20030094264 and 20030070752, the specifications of which are hereby incorporated in their entirety by reference.

[0056] A further aspect of the present invention is the provision of a method of cooling a wearer of a garment. The method includes the steps of providing a modular cooling device as described above, locating the first set of tubes in the compartment adjacent to the ice pack, and locating the second tubes outside the compartment and adjacent to the wearer of the garment.
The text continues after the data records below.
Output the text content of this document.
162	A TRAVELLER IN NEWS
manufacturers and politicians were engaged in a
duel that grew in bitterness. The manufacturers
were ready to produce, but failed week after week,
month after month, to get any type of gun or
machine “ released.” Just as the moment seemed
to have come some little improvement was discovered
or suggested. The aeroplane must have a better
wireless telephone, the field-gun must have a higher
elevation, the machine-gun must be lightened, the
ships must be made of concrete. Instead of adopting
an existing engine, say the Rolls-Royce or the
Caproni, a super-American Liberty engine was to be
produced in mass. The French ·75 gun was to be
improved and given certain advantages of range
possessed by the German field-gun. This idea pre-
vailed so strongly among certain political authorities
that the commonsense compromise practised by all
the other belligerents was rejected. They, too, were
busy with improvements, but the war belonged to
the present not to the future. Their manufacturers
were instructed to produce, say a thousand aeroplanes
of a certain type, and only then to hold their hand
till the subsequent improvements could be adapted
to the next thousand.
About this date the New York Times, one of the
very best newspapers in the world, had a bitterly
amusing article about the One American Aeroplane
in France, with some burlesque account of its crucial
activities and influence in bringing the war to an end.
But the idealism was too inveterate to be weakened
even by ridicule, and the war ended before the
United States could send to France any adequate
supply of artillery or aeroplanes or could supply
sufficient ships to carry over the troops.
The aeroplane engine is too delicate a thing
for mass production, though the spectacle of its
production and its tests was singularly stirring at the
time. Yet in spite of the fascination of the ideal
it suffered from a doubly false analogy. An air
Power is then supplied to the pump such that the heat exchange fluid is circulated within the first and second set of tubes, and it is cooled as it circulates in the first tubes and it is warmed as it circulates in the second tubes to provide cooling to the wearer.

[0057] Although the present invention has been shown and described with respect to its preferred embodiments and in the examples, it will be understood by those skilled in the art that other changes, modifications, additions and omissions may be made without departing from the substance and the scope of the present invention as defined by the attached claims.